Most of us don’t have a 10-year plan. Heck, why the hell would you need one in the first place? There’s not a single soul (or machine) on this earth that could accurately predict what the job market will be 10 years from now. That doesn’t mean we shouldn’t plan ahead. Planning ahead allows us to assess risks and opportunities, adapt faster and more intelligently. For our plans to work we need to stop thinking on the immediate next step, our next job, and instead focus on acquiring the right skill set that will allow us to navigate the tech jobs of tomorrow.
We’re all on a journey and as long as we’re moving forward there’s nothing to be ashamed of. Life is nothing more than a sequence of choices. So what is there to regret? You are the person you chose to be.
Are you thinking that you might regret having accepted your last job offer?

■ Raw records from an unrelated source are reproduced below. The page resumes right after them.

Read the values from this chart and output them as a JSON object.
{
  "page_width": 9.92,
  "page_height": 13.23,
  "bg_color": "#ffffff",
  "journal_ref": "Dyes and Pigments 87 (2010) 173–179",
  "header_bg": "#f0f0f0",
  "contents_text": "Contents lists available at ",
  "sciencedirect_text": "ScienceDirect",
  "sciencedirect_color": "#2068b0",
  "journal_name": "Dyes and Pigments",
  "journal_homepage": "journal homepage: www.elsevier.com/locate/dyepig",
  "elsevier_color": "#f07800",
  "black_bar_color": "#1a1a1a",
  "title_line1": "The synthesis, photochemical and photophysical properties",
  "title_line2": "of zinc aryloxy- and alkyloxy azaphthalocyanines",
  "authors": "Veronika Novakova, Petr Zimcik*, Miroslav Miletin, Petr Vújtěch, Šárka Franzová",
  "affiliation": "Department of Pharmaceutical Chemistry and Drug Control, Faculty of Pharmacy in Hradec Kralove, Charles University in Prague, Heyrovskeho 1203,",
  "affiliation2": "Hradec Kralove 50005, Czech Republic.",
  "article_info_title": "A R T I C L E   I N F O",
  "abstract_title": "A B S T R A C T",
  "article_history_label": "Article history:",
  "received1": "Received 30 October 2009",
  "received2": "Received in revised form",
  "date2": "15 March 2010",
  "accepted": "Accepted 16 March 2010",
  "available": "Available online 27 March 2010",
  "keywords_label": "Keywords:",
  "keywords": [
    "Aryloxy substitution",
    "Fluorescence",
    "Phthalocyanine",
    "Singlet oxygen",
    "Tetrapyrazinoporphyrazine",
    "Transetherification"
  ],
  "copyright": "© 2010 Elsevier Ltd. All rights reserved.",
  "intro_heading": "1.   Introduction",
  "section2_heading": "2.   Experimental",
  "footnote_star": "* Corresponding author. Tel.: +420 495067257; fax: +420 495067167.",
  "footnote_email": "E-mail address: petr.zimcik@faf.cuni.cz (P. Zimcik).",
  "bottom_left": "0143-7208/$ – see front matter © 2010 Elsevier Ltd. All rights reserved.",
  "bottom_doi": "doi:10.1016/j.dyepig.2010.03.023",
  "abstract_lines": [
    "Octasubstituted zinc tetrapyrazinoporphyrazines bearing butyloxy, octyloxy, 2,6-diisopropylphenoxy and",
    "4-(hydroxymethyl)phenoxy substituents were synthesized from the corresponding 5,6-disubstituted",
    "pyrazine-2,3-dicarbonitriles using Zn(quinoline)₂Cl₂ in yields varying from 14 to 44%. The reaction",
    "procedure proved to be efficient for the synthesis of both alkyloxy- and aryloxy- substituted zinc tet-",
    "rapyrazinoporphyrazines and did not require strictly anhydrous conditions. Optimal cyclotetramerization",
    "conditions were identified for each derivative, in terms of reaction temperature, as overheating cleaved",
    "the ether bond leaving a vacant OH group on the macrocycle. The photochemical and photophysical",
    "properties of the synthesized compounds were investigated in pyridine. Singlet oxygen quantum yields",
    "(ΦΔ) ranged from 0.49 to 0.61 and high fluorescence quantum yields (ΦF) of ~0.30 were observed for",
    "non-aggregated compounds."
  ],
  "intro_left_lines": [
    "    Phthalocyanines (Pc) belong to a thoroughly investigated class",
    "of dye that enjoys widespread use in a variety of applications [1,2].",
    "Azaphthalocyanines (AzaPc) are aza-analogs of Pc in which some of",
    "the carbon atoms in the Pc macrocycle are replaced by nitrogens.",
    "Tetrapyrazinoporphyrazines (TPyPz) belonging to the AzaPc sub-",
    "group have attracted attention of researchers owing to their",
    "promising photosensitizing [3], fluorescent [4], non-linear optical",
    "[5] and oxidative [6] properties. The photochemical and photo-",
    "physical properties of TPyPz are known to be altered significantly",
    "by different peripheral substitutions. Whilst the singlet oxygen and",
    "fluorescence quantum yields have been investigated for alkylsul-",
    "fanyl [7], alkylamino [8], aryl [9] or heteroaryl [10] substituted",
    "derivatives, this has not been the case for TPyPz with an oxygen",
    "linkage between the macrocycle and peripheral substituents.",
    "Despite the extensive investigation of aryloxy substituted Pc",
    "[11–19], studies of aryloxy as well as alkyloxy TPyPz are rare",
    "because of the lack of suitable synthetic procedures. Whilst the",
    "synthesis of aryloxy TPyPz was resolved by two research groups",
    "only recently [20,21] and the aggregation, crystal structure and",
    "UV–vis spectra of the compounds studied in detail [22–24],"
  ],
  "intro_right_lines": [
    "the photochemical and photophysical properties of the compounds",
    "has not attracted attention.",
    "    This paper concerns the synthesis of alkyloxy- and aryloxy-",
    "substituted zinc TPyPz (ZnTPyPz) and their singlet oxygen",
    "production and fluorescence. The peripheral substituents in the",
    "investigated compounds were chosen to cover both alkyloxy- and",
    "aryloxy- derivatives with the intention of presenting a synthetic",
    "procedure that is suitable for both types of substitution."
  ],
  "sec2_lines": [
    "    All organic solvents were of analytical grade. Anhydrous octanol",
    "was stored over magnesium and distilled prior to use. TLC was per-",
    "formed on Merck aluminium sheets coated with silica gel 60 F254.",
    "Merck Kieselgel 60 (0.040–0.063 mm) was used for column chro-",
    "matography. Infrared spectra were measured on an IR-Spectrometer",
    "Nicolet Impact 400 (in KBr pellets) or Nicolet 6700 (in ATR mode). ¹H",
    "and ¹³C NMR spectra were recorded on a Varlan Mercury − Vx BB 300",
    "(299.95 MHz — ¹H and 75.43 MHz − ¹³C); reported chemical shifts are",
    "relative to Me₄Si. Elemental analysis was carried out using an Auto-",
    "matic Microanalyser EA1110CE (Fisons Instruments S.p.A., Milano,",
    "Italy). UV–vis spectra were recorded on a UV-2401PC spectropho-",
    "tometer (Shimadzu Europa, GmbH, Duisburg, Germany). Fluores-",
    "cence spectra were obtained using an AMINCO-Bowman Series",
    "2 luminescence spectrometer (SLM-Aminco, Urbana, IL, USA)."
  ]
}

Or not having sold yourself better at your last interview?
Do you feel bored, frustrated, and tired of what you’re doing right now?

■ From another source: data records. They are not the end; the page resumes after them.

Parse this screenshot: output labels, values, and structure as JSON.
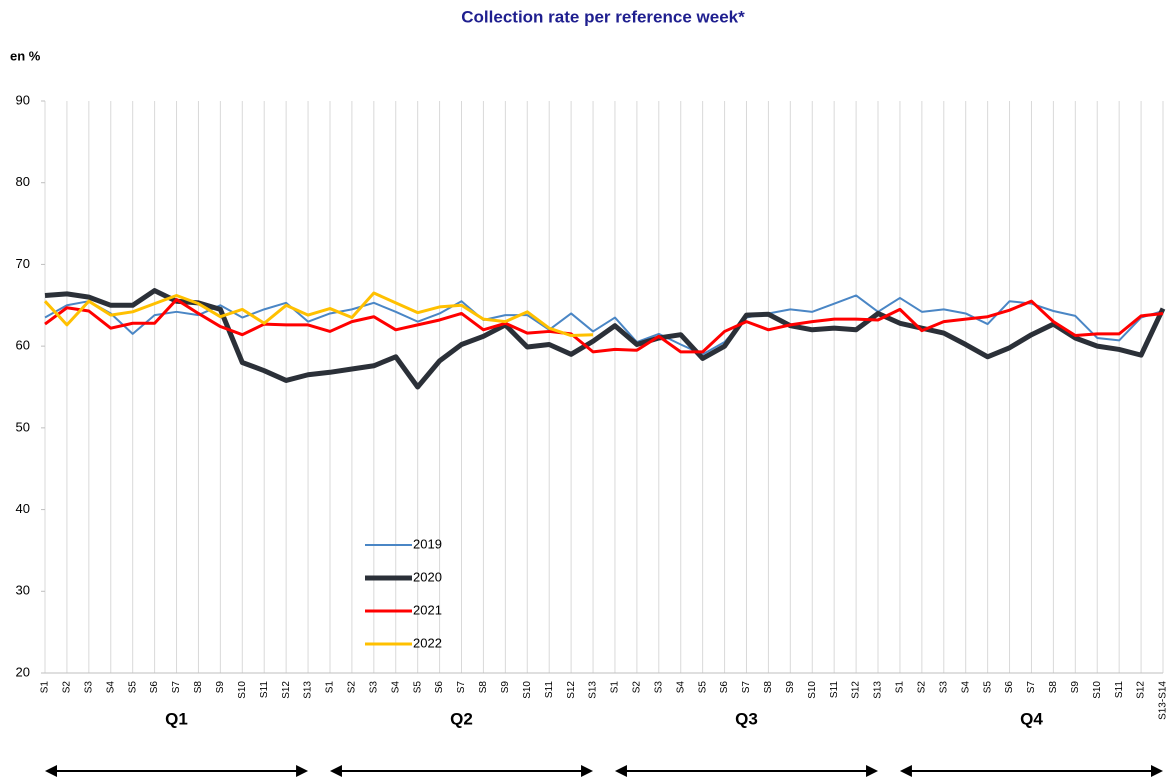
{
  "chart_data": {
    "type": "line",
    "title": "Collection rate per reference week*",
    "y_unit_label": "en %",
    "categories": [
      "S1",
      "S2",
      "S3",
      "S4",
      "S5",
      "S6",
      "S7",
      "S8",
      "S9",
      "S10",
      "S11",
      "S12",
      "S13",
      "S1",
      "S2",
      "S3",
      "S4",
      "S5",
      "S6",
      "S7",
      "S8",
      "S9",
      "S10",
      "S11",
      "S12",
      "S13",
      "S1",
      "S2",
      "S3",
      "S4",
      "S5",
      "S6",
      "S7",
      "S8",
      "S9",
      "S10",
      "S11",
      "S12",
      "S13",
      "S1",
      "S2",
      "S3",
      "S4",
      "S5",
      "S6",
      "S7",
      "S8",
      "S9",
      "S10",
      "S11",
      "S12",
      "S13-S14"
    ],
    "quarters": [
      "Q1",
      "Q2",
      "Q3",
      "Q4"
    ],
    "ylim": [
      20,
      90
    ],
    "yticks": [
      20,
      30,
      40,
      50,
      60,
      70,
      80,
      90
    ],
    "grid": "x",
    "series": [
      {
        "name": "2019",
        "color": "#4a86c5",
        "width": 2,
        "values": [
          63.5,
          65,
          65.5,
          64,
          61.5,
          63.8,
          64.2,
          63.8,
          65,
          63.5,
          64.5,
          65.3,
          63,
          64,
          64.5,
          65.3,
          64.2,
          63,
          64,
          65.5,
          63.2,
          63.8,
          63.8,
          62,
          64,
          61.8,
          63.5,
          60.5,
          61.5,
          60.2,
          59,
          60.5,
          63.5,
          64,
          64.5,
          64.2,
          65.2,
          66.2,
          64.2,
          65.9,
          64.2,
          64.5,
          64,
          62.7,
          65.5,
          65.2,
          64.3,
          63.7,
          61,
          60.7,
          63.5,
          64.3
        ]
      },
      {
        "name": "2020",
        "color": "#2b3038",
        "width": 5,
        "values": [
          66.2,
          66.4,
          66,
          65,
          65,
          66.8,
          65.5,
          65.3,
          64.5,
          58,
          57,
          55.8,
          56.5,
          56.8,
          57.2,
          57.6,
          58.7,
          55,
          58.2,
          60.2,
          61.2,
          62.6,
          59.9,
          60.2,
          59,
          60.6,
          62.5,
          60.2,
          61,
          61.4,
          58.5,
          60,
          63.8,
          63.9,
          62.5,
          62,
          62.2,
          62,
          64,
          62.8,
          62.2,
          61.6,
          60.2,
          58.7,
          59.8,
          61.4,
          62.7,
          61,
          60,
          59.6,
          58.9,
          64.6
        ]
      },
      {
        "name": "2021",
        "color": "#ff0000",
        "width": 3,
        "values": [
          62.7,
          64.7,
          64.3,
          62.2,
          62.8,
          62.8,
          65.7,
          64,
          62.4,
          61.4,
          62.7,
          62.6,
          62.6,
          61.8,
          63,
          63.6,
          62,
          62.6,
          63.2,
          64,
          62,
          62.8,
          61.6,
          61.8,
          61.5,
          59.3,
          59.6,
          59.5,
          61.2,
          59.3,
          59.3,
          61.8,
          63,
          62,
          62.6,
          63,
          63.3,
          63.3,
          63.2,
          64.5,
          61.9,
          63,
          63.3,
          63.6,
          64.4,
          65.5,
          63,
          61.3,
          61.5,
          61.5,
          63.7,
          64
        ]
      },
      {
        "name": "2022",
        "color": "#ffc000",
        "width": 3,
        "values": [
          65.5,
          62.6,
          65.5,
          63.8,
          64.2,
          65.2,
          66.2,
          65.2,
          63.6,
          64.5,
          62.8,
          65,
          63.8,
          64.6,
          63.5,
          66.5,
          65.3,
          64.1,
          64.8,
          65,
          63.3,
          63,
          64.2,
          62.2,
          61.3,
          61.4,
          null,
          null,
          null,
          null,
          null,
          null,
          null,
          null,
          null,
          null,
          null,
          null,
          null,
          null,
          null,
          null,
          null,
          null,
          null,
          null,
          null,
          null,
          null,
          null,
          null,
          null
        ]
      }
    ]
  }
}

Does the idea that some time soon you’ll have to dive head first into the job market scares the hell out of you?
$ Do you think that’s air you’re breathing now?
If you haven’t looked for a job in a while your CV probably hasn’t been dusted off in a couple of years! Your portfolio is outdated — after all you’ve been spending your time becoming remarkable at your current job.
Let us shed some light on some of the most common tech career paths:
- Plateau. A tech professional whose market value is lower than the value he currently holds at his company. They don’t have a career plan and when the change arises they’ll need to take one step back in order to give two forward.
- People Developer. A tech professional with the goal of reaching a C-level position. They are highly motivated with goals in mind to find a sense of achievement and lead people.
- Job-hopper. A savvy tech professional that is always eager to grow his/her knowledge and try out new technologies. They are problem-solving driven and they love starting new projects but not so much maintaining them.
- Legacy. A tech professional that learned and focused on a legacy language (e.g. COBOL). These systems require high maintenance and very few new feature development. Their main motivation is mostly money. If the winds are blowing their way, the odds are in their favour, until suddenly they run out of luck.
Sounds familiar to you? Déjà vu perhaps?
Hopefully you’re not stuck in a Plateau or in a Legacy technology that you despise. There’s nothing wrong with that but you must be prepared for what is yet to come.
You need to wake up.
You need to be in the driver’s seat.
You need to make up the time to be up to date.
You need to develop the mental fortitude to keep pushing, keep studying, keep growing.
You need to understand that in order to stay competitive in this market, you need to be at the top of your game.
Forget that sometimes those fancy job descriptions you read make you think you’d need to be a Neo-like Deus Ex Machina who can skillfully master more than 10 distinct frameworks and languages! That’s just rubbish, but…
You still need to persevere!
You still need to believe in your skill set and your ability to deliver great work.
You know kung fu! You can learn to master the art just like the great tech professional you are.
In your earlier career days, you have relatively few responsibilities and obligations. Yes, of course, you have bills to pay, but many of us don’t have spouses and children (and dogs, and aging parents, and sports weekends, and baby showers, and…) to factor in when it comes to taking a big career gamble, or making a career shift, or working 60-hour weeks, or making other lofty sacrifices. We’re not telling you to go crazy and be reckless or ridiculous here. Be thoughtful, for sure. But these are absolutely great years to be a risk-taker with your career. It could really pay off in the years to come.
$ Buckle your seatbelt, Dorothy, ’cause Kansas is going bye-bye.